Arnaldo Momo - "Angelus Novus" n. 5, Firenze 1965.
LA VENIEXIANA, COME UN PROFANO CANTICO DELLE CREATURE
Nella mia regia ho seguito il duplice filo scientifico ed erotico-religioso del testo. Gli attori recitano in uno spazio centrale delimitato dal pubblico. Questo spazio chiuso puo' anche rappresentare storicamente il segreto di una commedia che per il suo ardimento non poteva certo rappresentarsi pubblicamente. Ma il cerchio significa soprattutto una comunione di tipo religioso. L'amore e' rappresentato come un rito, da cui e' escluso ogni riferimento naturalistico; percio' assoluta liberta' di gesti, costumi, musiche. Ma nella Veniexiana c'e' l'altro elemento dominante: l'atteggiamento scientifico.
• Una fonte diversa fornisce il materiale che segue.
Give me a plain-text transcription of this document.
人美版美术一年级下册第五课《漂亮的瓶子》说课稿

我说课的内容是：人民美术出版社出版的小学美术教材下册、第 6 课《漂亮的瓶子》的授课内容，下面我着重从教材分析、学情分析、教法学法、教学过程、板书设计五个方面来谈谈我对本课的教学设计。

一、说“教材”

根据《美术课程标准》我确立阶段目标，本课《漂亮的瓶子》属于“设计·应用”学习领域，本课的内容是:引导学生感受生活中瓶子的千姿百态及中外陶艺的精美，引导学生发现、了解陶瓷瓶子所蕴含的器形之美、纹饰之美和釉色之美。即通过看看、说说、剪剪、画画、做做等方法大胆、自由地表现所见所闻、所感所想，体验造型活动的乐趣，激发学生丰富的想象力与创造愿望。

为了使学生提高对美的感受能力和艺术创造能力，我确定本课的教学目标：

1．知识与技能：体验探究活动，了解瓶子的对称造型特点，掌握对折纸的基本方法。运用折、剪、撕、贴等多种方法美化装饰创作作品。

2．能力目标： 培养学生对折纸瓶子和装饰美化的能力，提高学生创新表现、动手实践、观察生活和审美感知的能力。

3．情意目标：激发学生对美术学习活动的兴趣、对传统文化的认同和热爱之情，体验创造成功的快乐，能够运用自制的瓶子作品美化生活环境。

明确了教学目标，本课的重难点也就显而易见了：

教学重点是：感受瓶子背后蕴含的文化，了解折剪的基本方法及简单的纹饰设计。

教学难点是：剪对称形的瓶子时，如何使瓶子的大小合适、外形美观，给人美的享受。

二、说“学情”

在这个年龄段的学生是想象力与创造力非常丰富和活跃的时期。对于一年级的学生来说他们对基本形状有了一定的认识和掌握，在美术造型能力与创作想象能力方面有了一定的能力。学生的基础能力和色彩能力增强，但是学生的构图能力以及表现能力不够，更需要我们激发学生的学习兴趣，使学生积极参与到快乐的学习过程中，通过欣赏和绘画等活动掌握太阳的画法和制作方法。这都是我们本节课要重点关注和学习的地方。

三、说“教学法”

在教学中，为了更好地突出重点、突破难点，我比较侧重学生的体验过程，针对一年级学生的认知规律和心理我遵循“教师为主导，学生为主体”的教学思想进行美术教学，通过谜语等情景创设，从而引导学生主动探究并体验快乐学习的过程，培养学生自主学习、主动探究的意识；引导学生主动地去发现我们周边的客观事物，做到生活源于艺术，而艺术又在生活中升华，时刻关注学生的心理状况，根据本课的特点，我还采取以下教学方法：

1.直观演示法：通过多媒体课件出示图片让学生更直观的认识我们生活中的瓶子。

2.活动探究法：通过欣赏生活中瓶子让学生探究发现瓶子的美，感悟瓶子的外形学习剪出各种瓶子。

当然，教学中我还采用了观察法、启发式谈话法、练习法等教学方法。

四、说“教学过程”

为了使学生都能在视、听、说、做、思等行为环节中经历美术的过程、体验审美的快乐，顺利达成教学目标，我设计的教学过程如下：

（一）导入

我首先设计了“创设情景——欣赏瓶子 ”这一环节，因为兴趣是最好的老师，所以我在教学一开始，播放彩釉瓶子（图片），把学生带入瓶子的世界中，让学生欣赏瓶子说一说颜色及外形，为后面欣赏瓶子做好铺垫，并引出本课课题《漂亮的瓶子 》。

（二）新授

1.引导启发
Il rito percio' e' continuamente commentato dalla costante presenza del Prologo, che rappresenta la volontà sperimentatrice dell'autore e il principio stesso della scienza: E guardative che, imparando Amore, lo pigliate co' l'intellecto e non col senso, pero' che de scienzia deventerebbe doglia.
Arnaldo Momo - Note di regia - "Ricerca 1", ETI - Firenze, 1972.